The children's schedules were their school schedules. Those were foremost. (That may not have been stated, but it was understood.) It was expected that we would do well in school. (Maybe it was expected after Lou and Mitch did so well.) We did well, each of us having been either school standard bearer or guardian of the flag (honors the school awarded for academic achievement) at grammar school, while Mitch was standard bearer in high school as well. In high school we all took the academic program and studied Latin and/or another foreign language.

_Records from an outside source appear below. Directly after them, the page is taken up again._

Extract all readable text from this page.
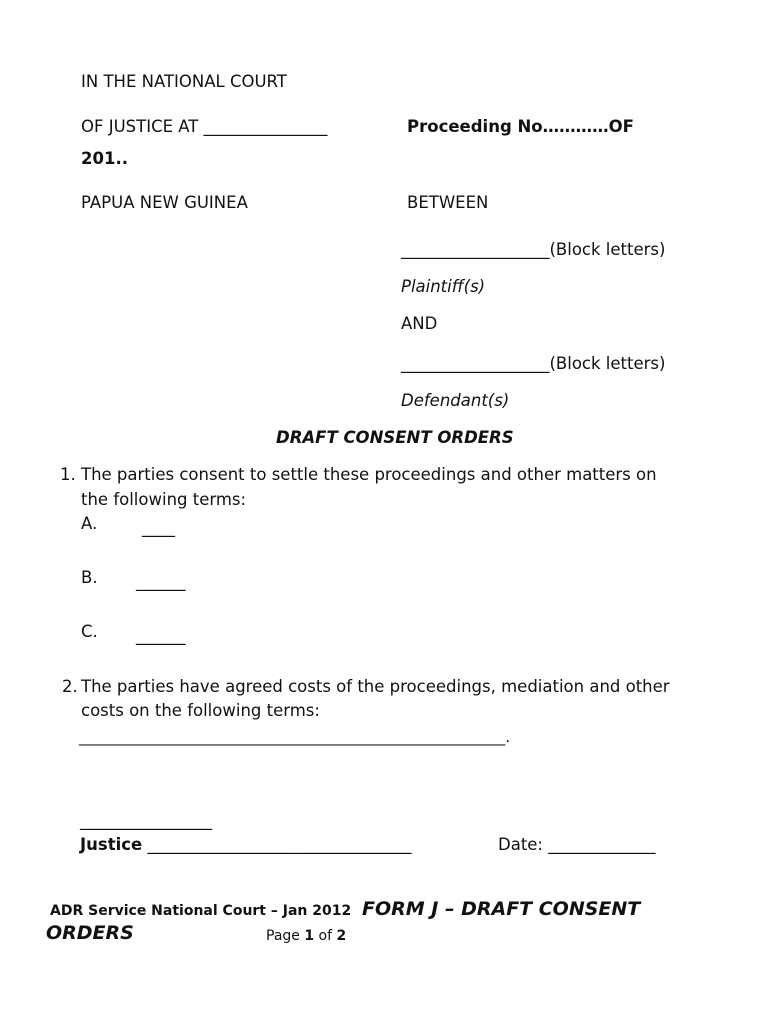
IN THE NATIONAL COURT
OF JUSTICE AT _______________	Proceeding No…………OF
201..
PAPUA NEW GUINEA	BETWEEN
__________________(Block letters)
Plaintiff(s)
AND
__________________(Block letters)
Defendant(s)
DRAFT CONSENT ORDERS
1. The parties consent to settle these proceedings and other matters on
the following terms:
A.	____
B. ______
C. ______
2. The parties have agreed costs of the proceedings, mediation and other
costs on the following terms:
_______________________________________________________.
________________
Justice ________________________________	Date: _____________
ADR Service National Court – Jan 2012 FORM J – DRAFT CONSENT
ORDERS	Page 1 of 2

Ethel also took a metal working class, a shop course, as an elective in high school. In that shop she made trays and utensils out of hammered copper and other metals. She may have been the only girl in the class. This was unusual, girls were not expected to take shop classes. Girls were expected to take the home economics classes, such as cooking and dressmaking. There were not many other rebellious activities.

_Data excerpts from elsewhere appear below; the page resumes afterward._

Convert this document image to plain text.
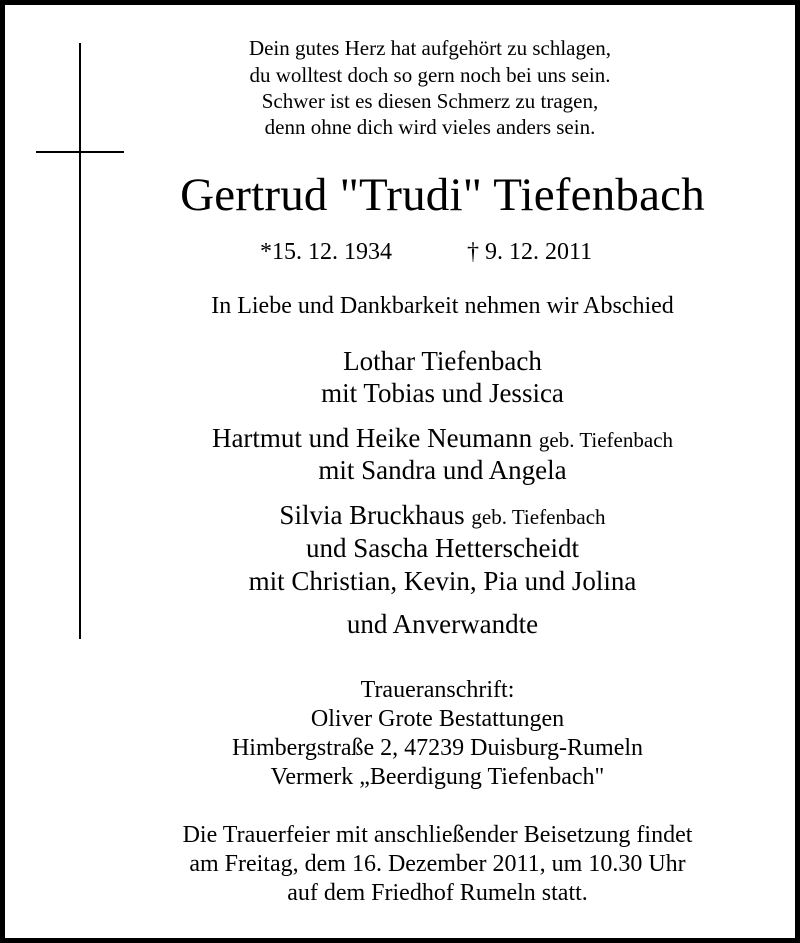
Dein gutes Herz hat aufgehört zu schlagen,
du wolltest doch so gern noch bei uns sein.
Schwer ist es diesen Schmerz zu tragen,
denn ohne dich wird vieles anders sein.
Gertrud "Trudi" Tiefenbach
*15. 12. 1934	† 9. 12. 2011
In Liebe und Dankbarkeit nehmen wir Abschied
Lothar Tiefenbach
mit Tobias und Jessica
Hartmut und Heike Neumann geb. Tiefenbach
mit Sandra und Angela
Silvia Bruckhaus geb. Tiefenbach
und Sascha Hetterscheidt
mit Christian, Kevin, Pia und Jolina
und Anverwandte
Traueranschrift:
Oliver Grote Bestattungen
Himbergstraße 2, 47239 Duisburg-Rumeln
Vermerk „Beerdigung Tiefenbach"
Die Trauerfeier mit anschließender Beisetzung findet
am Freitag, dem 16. Dezember 2011, um 10.30 Uhr
auf dem Friedhof Rumeln statt.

We participated in school extra-curricular activities. There were the foreign language clubs, student government activities, school newspapers, yearbook, dramatics, and athletics. There was no participation in glee club. Lou, though, apparently did have some musical ability. He played drums in a 4-piece jazz orchestra, for which he got paid.

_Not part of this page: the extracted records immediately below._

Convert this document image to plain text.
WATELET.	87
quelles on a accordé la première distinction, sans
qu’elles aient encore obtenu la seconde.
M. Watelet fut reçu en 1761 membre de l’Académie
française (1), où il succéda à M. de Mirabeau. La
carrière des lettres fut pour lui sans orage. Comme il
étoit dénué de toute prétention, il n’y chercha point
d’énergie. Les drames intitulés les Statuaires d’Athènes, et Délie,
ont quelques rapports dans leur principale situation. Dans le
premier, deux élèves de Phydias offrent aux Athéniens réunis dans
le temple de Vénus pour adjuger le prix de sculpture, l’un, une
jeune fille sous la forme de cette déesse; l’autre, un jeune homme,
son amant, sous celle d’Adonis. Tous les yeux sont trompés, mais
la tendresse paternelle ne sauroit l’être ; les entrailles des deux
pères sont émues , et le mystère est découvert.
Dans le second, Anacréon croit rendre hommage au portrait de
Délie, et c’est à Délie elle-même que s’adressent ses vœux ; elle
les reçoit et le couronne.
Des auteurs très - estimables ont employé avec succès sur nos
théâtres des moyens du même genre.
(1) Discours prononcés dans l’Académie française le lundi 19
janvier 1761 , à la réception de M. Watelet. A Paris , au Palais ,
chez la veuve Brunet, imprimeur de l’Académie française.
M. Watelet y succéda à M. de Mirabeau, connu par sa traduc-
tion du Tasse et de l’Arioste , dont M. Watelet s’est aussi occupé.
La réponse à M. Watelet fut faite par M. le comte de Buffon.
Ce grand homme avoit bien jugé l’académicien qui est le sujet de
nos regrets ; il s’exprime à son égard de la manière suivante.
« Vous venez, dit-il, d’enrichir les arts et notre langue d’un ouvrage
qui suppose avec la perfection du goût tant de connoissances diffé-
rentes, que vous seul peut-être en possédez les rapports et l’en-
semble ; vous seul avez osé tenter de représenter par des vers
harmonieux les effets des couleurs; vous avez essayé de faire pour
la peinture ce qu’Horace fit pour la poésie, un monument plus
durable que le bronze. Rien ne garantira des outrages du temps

The boys also attended cheder, a religious school for training in the bible and in Hebrew and Yiddish, in the afternoon for two hours after public school. At this school the boys would learn to read Hebrew and to read and write in Yiddish, and they received instruction for their bar mitzvah, confirmation ceremony, at age 13. Since we were Orthodox, only the boys had a bar mitzvah or a need to go to cheder. There were some formal schools where the boys went to cheder, such as the Talmud Torah on Baden St, or boys could study in small groups with a rabbi. Shortly after bar mitzvah each of the boys stopped going to cheder.

Working while going to school was not encouraged by Mom or Pop, but it wasn't discouraged either. Some of the children worked early and often. Lou, for example, worked at the public market in the mornings before school. He and Mitch had many part time jobs while in school. It was easier for boys to get jobs than girls, but there were jobs available clerking. Boys could deliver newspapers (Bucky did). Summer jobs were available in some factories. Lou also had a job for four years at Projection Optics Co. working afternoons. He was the only office employee. The company had about six employees and made projection lenses for motion picture theaters.

We walked to grammar school (numbers 9 or 20) and to Washington Junior High School. These schools were about a mile and a half from home. East High and Franklin High (which opened in 1930) were still walking distance, but it would have been a long walk. (Franklin was two and a half miles from home.) We used public transportation to get to and from high school, and that gave us freedom with respect to how long we could stay at school after class. The buses and streetcars ran frequently. We could, if we wanted, stay in school late to attend club meetings or rehearsals or practices and catch a later bus or streetcar home.

A note about Franklin High: Pearl was in the first graduating class at the school; Mitch taught English there; Ethel graduated from there and then worked there for the guidance counselor; and Bucky graduated from there. There was a beautiful photo of the school taken just after a snow plow had cleared the sidewalk following a heavy snow storm. This photo was used in several Franklin yearbooks, and had been on school office walls. It was a very dramatic image. The photo was taken by Mitch. Among his many talents he was an excellent photographer.